Il focus, quello di tutti noi, deve tornare sul paziente. Le società scientifiche, in particolare, dovrebbero raccogliere ed elaborare dati, più che sposare modelli, fornendo attraverso quelle elaborazioni il supporto scientifico alle affermazioni.


Al momento l’indicatore primario, sul territorio nazionale, per valutare la qualità di un sistema di emergenza urgenza territoriale è, e resta, il solo tempo di allarme-target. Una variabile numerica di tipo temporale, che non tiene conto di nulla che abbia a che fare con la qualità del servizio erogato. Da qui è necessario (ri)partire, elaborando studi che pongano basi solide per una riforma globale del sistema di emergenza e che ci allontanino, tutti, il più possibile dal corporativismo, fattore che, più di ogni altra cosa, ha ingessato questo sistema impedendogli di evolvere in maniera armonica, dall’ormai lontanissimo Marzo del 1992.

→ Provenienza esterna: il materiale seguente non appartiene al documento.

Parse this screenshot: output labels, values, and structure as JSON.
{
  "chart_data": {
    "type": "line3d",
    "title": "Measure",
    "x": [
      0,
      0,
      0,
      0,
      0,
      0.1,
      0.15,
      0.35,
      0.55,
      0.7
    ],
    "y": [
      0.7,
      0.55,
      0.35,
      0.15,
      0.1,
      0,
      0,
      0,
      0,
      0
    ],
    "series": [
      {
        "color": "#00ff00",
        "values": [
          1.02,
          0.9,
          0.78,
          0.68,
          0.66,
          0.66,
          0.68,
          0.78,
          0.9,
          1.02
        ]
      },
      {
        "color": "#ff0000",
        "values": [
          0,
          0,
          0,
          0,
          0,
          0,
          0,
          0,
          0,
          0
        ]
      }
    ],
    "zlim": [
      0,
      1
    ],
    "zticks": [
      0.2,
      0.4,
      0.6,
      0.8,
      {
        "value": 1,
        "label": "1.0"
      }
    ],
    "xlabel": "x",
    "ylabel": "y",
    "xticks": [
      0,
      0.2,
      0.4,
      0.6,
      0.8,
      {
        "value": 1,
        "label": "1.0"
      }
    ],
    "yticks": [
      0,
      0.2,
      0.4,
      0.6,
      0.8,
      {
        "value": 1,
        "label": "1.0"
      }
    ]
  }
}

Riteniamo non più procrastinabile la revisione degli indicatori di efficienza del sistema, come la messa in rete dei dati grezzi di attività dei sistemi di emergenza, con particolare attenzione a quelli riguardanti le diverse tipologie di risposta assistenziale, senza i quali è impensabile poter costruire studi solidi, credibili, obbiettivi ed affidabili.


Riteniamo anche non più ritardabile un superamento del DPR del Marzo 1992, ormai troppo datato e distante da quelle che sono le prerogative professionali degli attuali operatori, per poter essere ancora a fondamento del nostro sistema di emergenza territoriale.


L’Accademia Italiana Emergenza Sanitaria si adopererà, in ogni sede e con tutti gli attori, per supportare l’evoluzione del sistema in cui tutti noi operiamo e di cui, è bene non scordarlo, siamo tutti possibili utenti.